Ma niente può fermare la settima arte!
E così la distribuzione ha pensato bene di riproporre questo film nelle sale.
Si tratta della storia di quattro ragazzi legati da rapporti di amicizia e sentimentali che, come sempre nei film corali di Muccino, si intrecciano.
Gli attori sono Pierfrancesco Favino, sempre convincente, ma in questo ruolo, un po’ più ingessato del solito; Micaela Ramazzotti, in splendida forma interpretativa, Kim Rossi Stuart molto a suo agio nel ruolo dell’intellettuali di nobili sentimenti e poche virtù sociali, e Claudio Santamaria, ruolo forse delineato con meno cura.
La storia di dipana nell’arco di quattro decenni, narrandoci le vicissitudini dei protagonisti nel corso della loro vita, le quali spesso si intrecciano tra loro.
L’occasione è propizia anche a raccontare le varie epoche dell’Italia, forse trattate un po’ per stereotipi, ed in cui i personaggi sono chiamati ad interpretare dei ruoli tipo: il Favino rampante, il Rossi Stuart intellettuale sensibile ed insegnante precario, la Ramazzotti, donna che segue il cuore ma si fa tentare dal denaro, salvo poi redimersi.

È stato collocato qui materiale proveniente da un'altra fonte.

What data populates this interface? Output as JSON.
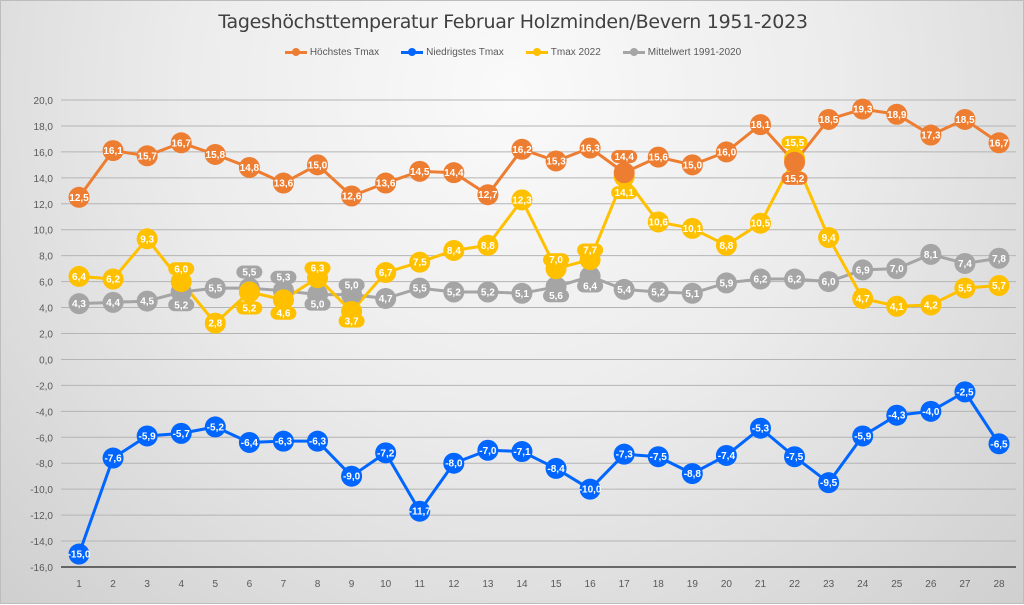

Il titolo, Gli anni più belli, coincide con la canzone di Claudio Baglioni, e segue la moda ormai collaudata di certa cinematografia italiana, un po’ nostalgica, (o forse furba, dal punto di vista del marketing che punto ad un target transgenerazionale), di riprendere una canzone molto nota ed evocativa di un’epoca.
A proposito di marketing: non troviamo altre spiegazioni alla presenza di Emma Marrone in qualità di attrice, salvo, poi, a posteriori, averla trovata non fuori luogo nel personaggio che è stata chiamata ad interpretare.
Nel complesso un bel film di Gabriele Muccino, del filone delle pellicole corali del regista, tra cui il recente e riuscitissimo A casa tutti bene.
Meno introspettivo, ma che riesce comunque a raccontare una storia attraverso l’unione dei pezzi, costituiti dalle evoluzioni dei vari personaggi, che finiscono per delineare un puzzle in cui i valori predominanti e che finiscono per prevalere sono l’amore romantico e la nobiltà d’animo, a discapito del successo lavorativo, visto in una forma un po’ stereotipata. Il personaggio di Favino ricorda vari personaggi del genere interpretati spesso da Massimo Ghini.
Nel complesso, un film da vedere, per l’armonia con cui il sapiente Muccino dirige ed amalgama la recitazione degli attori, tutti, comunque di alto livello, e per le trovate stilistiche sempre innovative ma con grazia, senza rompere le certezze cui lo spettatore è abituato ad attendersi.
Una per tutte, una delle scene risolutive, in cui la protagonista femminile, sale una scalinata, che la poterà verso l’amore, ed ogni gradino è un passo della sua vita, rappresentato dall’aspetto che la stessa ha avuto in ogni sua epoca.
Gabriele Muccino, stupisce e colpisce duro, come ne La ricerca della felicità e Padri e figlie, oppure ci narra con grazia la vita.
Gabriele, grazie per la tua presenza così fertile nel cinema italiano.